試行錯誤
第八五話です。
楽しんでいってください。
変換の式を考え始めて数時間、ふと、思い当たることがあった。「そういえば光って電気からでも作れるよな」と。
地球では電気エネルギーを光エネルギーに変換してLEDなどを光らせていたことを頭の中に思い描きながらそれが実現できそうな魔法言語を選んで構築していく。具体的には、風魔法上位である雷魔法に描かれている変換の式に、光魔法の変換の式をアレンジしてちょちょいと加えてみた。
出来上がった変換の式を、試しに光魔法『ライト』の魔法陣に代入して試しに使ってみると、元の一割少ない魔力量で発動することができた。だが、魔力を電気に変換してからそれを光に変換しているので普通の魔法陣を使う時より多少多めの時間がかかってしまった。それに心なしか出力が弱い気がする。
創り出した変換の式の評価としては、使用魔力は少なかったが出力が弱くなっており、発動時間も遅くなっていることから、プラマイゼロというよりマイナスに突入してしまった。
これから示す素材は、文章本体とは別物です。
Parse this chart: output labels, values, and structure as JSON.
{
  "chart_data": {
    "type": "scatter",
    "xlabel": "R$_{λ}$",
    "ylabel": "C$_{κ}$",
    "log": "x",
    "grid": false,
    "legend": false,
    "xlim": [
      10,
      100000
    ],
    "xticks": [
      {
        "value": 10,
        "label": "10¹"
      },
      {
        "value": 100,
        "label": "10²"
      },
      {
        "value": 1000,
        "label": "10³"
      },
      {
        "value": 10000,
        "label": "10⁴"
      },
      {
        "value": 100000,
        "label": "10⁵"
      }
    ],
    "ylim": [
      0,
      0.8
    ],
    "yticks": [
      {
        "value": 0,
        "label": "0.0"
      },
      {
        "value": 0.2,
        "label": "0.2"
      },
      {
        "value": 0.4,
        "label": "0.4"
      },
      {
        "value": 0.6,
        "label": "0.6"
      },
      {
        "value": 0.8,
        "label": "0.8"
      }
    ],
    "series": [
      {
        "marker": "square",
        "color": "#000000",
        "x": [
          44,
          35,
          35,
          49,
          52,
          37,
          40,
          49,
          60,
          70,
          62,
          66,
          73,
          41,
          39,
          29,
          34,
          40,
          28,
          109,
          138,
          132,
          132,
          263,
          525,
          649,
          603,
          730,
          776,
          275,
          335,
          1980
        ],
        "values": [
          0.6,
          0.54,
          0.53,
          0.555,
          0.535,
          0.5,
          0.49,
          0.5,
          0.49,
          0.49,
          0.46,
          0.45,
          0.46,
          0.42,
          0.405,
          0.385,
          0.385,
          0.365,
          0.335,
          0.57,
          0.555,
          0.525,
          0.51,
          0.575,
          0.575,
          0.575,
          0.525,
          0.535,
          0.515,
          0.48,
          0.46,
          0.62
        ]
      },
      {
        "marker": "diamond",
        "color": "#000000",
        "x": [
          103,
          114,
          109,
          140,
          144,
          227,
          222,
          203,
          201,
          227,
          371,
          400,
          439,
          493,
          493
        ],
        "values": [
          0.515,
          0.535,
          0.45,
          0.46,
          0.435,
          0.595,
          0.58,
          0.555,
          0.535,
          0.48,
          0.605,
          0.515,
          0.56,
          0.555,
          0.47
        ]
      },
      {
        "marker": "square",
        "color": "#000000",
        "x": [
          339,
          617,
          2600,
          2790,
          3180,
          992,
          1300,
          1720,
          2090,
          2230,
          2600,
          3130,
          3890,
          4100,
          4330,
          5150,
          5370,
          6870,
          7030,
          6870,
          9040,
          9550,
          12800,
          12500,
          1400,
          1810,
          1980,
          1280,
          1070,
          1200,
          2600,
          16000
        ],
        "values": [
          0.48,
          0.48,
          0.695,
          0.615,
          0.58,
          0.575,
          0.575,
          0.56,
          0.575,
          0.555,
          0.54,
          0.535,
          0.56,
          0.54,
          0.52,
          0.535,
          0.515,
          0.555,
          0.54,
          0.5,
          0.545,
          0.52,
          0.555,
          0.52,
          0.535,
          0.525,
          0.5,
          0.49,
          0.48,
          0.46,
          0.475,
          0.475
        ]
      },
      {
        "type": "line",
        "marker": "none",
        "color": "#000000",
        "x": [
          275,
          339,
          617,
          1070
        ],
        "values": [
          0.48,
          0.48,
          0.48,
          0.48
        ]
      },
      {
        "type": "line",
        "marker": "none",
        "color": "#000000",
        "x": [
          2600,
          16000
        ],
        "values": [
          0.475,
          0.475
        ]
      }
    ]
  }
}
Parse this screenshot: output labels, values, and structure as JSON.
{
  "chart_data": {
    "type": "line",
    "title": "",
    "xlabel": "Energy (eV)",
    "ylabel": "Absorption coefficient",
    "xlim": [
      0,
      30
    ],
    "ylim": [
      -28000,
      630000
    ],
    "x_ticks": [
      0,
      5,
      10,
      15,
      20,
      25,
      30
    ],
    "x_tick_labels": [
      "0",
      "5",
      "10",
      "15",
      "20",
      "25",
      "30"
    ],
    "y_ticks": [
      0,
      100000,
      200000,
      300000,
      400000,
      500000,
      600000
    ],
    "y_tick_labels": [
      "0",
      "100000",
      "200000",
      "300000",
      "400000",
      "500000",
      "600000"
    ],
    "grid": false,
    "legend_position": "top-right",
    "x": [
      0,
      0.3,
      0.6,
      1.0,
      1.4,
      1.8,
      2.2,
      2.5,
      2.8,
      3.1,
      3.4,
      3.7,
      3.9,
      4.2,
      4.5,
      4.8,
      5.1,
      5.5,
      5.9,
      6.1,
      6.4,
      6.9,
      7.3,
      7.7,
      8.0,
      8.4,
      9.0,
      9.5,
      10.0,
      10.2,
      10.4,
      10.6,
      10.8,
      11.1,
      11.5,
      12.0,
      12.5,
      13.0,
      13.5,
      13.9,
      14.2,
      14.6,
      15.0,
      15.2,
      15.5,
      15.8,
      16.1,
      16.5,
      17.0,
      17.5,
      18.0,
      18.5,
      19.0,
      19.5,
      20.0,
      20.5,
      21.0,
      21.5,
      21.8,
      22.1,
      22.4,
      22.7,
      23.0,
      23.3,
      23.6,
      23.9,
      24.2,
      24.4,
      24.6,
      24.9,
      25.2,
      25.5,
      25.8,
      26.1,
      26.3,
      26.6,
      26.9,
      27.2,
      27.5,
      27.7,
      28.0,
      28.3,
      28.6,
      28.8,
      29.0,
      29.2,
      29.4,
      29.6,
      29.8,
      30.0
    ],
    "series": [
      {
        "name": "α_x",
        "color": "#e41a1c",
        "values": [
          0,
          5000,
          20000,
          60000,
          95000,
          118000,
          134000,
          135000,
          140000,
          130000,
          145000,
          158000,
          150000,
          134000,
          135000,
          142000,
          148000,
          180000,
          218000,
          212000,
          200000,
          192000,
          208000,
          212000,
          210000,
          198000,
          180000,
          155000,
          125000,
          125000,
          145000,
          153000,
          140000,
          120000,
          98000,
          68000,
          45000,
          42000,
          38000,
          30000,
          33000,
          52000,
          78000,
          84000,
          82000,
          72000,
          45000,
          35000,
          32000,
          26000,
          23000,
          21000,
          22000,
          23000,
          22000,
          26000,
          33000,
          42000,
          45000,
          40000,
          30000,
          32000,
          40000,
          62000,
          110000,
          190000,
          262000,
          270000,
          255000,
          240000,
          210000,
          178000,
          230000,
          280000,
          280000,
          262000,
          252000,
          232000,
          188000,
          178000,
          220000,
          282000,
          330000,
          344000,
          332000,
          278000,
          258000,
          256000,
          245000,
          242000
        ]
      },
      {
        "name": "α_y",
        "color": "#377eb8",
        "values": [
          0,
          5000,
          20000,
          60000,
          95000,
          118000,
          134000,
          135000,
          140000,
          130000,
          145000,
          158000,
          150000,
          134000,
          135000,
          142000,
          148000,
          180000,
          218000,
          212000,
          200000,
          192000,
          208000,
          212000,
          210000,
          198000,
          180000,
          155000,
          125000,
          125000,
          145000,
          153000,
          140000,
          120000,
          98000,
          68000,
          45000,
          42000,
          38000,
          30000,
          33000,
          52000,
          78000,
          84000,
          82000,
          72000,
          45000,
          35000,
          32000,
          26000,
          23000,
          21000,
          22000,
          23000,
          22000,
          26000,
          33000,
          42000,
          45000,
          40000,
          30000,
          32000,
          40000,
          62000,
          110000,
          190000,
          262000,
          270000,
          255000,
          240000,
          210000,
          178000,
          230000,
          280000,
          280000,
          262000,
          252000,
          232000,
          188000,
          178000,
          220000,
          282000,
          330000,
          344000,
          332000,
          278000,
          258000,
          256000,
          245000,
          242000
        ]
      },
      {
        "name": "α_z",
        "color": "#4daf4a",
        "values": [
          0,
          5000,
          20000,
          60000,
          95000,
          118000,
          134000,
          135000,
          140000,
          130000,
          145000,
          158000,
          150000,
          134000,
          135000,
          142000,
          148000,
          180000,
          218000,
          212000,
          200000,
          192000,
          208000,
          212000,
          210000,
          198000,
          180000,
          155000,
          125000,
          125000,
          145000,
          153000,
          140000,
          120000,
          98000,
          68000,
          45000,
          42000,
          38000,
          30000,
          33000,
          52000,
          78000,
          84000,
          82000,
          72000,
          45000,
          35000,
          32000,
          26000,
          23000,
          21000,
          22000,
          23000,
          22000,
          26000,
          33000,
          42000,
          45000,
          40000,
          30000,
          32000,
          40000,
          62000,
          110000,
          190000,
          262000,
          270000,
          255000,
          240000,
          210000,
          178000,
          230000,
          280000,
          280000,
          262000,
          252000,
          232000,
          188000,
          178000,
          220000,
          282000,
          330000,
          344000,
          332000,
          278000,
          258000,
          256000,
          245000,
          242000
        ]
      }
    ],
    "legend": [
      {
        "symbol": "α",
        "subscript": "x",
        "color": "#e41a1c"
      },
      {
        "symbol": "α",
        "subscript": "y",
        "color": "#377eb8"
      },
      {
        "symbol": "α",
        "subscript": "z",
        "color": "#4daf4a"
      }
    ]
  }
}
…まぁ、最初はそんなもんさ。魔力効率は…まぁ、出力は弱くなってるけど、たぶんよくはなっている。何度も試行錯誤を繰り返していけばおのずと効率は良くなっていくだろう。
すぐに創ることは不可能だが、時間をかければもっとより良いものが創れるはずだ。
ということで、そんないいものが出来上がるまで探索に行くのは無しだ。不完全な状態で隠し部屋?に向かうのは良くない。万が一にも死んでしまわないような装備と体術、武術を完成させてから向かった方が安全に対処できる。
それに、どうせなら一回でクリアしてみたいのだ。
俺は、前のミノタウロスの時のように敵を見ていったん逃亡なんてことが自分として許せなかった。「妥協をしない」と決めたからには、すべての事に全力を注ぎ、常に最良を見極めねいかなければ、すぐに決意は曲がってしまう。それだけは絶対に阻止しなければならない。そんなことはあってはならない。
正直、攻撃力に関して言えばもうある程度の魔物ならば倒してしまう程の魔法を持っている。改良するとしたら、発動にかかる魔力を少なくし、連発できるようにするくらいだ。
いや、そんなことより今は回復魔法に使える変換の式を考えることが先決だ。理想としては、魔力効率が良くて、出力も元の一・五倍は欲しいところ。それに加え、発動時間の短縮が必要になってくる。こんなのどうやれっていう話だが、やり切らなければならない。理想も実現できなければ地球に帰ることもできなくなってしまう気がして怖いのだ。
だからこそやるしかない。今までの魔法言語に対しての知識を総動員して、理想を超えるものを完成させるのだ。